Гледлид, моргнув несколько раз, вздохнула, потёрла усталые глаза и улыбнулась, протянула к Берёзке руку:

— Иди ко мне.

Усадив её к себе на колени, навья с пристальной нежностью внимательно всмотрелась в её лицо. Хоть Берёзка и пообещала себе перерабатывать печаль в любовь, но от Гледлид не укрылись следы тех дум.

— Ты как будто грустная. Что с тобой, ягодка? Устала?

— Немножко. — Берёзка потёрлась носом о нос навьи, обняв её за шею, и попыталась отвлечь её от дальнейших расспросов поцелуем.

Губы Гледлид ответили пылко и искренне, но забота и пытливость во взгляде остались.

— Чего ты, красавица? Ну, что такое? Может, ты чего-нибудь хотела бы, м-м?
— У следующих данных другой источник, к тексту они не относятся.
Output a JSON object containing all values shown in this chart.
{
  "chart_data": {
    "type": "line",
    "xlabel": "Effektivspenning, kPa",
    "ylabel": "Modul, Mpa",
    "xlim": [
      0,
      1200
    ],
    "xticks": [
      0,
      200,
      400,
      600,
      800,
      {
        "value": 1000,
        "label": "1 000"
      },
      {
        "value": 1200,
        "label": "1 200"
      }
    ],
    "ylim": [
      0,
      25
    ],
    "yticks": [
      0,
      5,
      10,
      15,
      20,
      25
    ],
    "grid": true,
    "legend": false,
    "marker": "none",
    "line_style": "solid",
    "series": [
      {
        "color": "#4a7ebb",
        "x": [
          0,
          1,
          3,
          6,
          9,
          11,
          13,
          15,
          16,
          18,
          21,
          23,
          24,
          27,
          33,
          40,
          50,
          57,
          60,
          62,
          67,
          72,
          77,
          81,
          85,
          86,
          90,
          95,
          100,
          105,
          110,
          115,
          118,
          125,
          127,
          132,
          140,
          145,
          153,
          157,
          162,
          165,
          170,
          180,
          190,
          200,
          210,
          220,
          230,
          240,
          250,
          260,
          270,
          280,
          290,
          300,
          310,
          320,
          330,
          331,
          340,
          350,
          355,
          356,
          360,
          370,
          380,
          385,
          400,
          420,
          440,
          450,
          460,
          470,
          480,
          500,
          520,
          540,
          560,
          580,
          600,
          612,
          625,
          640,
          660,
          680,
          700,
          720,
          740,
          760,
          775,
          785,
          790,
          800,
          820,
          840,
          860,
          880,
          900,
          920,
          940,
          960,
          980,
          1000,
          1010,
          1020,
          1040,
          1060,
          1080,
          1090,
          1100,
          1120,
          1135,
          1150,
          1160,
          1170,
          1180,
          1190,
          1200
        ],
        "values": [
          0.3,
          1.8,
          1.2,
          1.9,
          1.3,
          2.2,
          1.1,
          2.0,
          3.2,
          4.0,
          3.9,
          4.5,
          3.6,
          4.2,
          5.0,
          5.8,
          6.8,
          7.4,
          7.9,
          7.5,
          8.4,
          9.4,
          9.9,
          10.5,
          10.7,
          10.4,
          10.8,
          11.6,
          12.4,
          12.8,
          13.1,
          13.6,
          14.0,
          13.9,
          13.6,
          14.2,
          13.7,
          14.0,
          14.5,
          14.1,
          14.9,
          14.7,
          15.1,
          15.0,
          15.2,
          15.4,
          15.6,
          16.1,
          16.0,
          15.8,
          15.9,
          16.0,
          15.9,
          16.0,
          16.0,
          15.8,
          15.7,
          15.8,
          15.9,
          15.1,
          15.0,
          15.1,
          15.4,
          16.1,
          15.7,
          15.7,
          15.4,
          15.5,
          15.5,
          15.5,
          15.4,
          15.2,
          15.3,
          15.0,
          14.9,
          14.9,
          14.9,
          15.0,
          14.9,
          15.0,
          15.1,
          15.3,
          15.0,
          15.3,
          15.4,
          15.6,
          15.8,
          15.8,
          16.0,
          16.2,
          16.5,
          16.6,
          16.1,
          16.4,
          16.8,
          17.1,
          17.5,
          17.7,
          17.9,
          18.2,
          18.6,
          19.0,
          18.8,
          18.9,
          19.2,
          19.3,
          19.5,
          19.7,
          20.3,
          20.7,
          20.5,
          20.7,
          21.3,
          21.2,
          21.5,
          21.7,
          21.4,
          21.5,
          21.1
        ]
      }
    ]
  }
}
Берёзка уткнулась в её плечо.

— Да, хотела бы. Я хочу тискать Лисёнка.

Со смешком Гледлид подхватила её на руки и поднялась с кресла. Не сводя с Берёзки нежно-пристального взора, она отнесла её в их супружескую спальню и усадила на постель. Скинув одежду, она вспрыгнула на ложе рыжим зверем. Ощутив мгновенный прилив согревающей волны нежности, Берёзка осталась в одной нательной сорочке и нырнула в серединку пушистого клубка. Не страсти ей сейчас хотелось — просто нежного слияния. Чесать эти уши, целовать морду, обнять и всем телом вжаться, ощущая тепло и могучую силу — что могло быть прекраснее? Тискать Лисёнка — лучшее на свете лекарство. Оно исцеляло от всего: от усталости и грусти, от сомнений и тревог. Оно ставило всё на свои места в её душе. Зарываясь пальцами в осенний огонь меха, всматриваясь в родниково-прохладную синеву глаз под белыми кустиками бровей, шутливо нажимая на мягкую кожаную пуговку носа, Берёзка думала о том, что ей досталось сокровище редкой красоты. Да, язва и зараза, но до чего же неотразимая! Чужой человек, быть может, и опасался бы звериной мощи огромного оборотня, но Берёзка без страха тискала своего родного зверя, валялась на нём, как на большой пушистой лежанке, и вообще делала с ним всё, что хотела. Нельзя было не обожать его, когда он, поджав лапы, ложился кверху пузом — как тут не растаять от нежности и не устроить ему почесушки? Ведь только ей, Берёзке, это позволялось; только при взгляде на неё лютая ледяная синь этих глаз теплела, хотя это и казалось невозможным — нельзя было растопить ясные, прозрачные ледышки, полные дерзкого вызова, беспощадной насмешки, а порой и нелюдимой неприступности. В самом начале их с Гледлид знакомства Берёзка ещё застала ту неуютную и неприятную сторону навьи и помнила, какой холодной и колючей та могла быть. Но это — личина для посторонних. Да, для чужих этот зверь был опасен, и только с ней становился ручным. Впрочем, как Берёзке казалось, он понемногу учился быть чуть приветливее и со всеми остальными: любовь творила чудеса.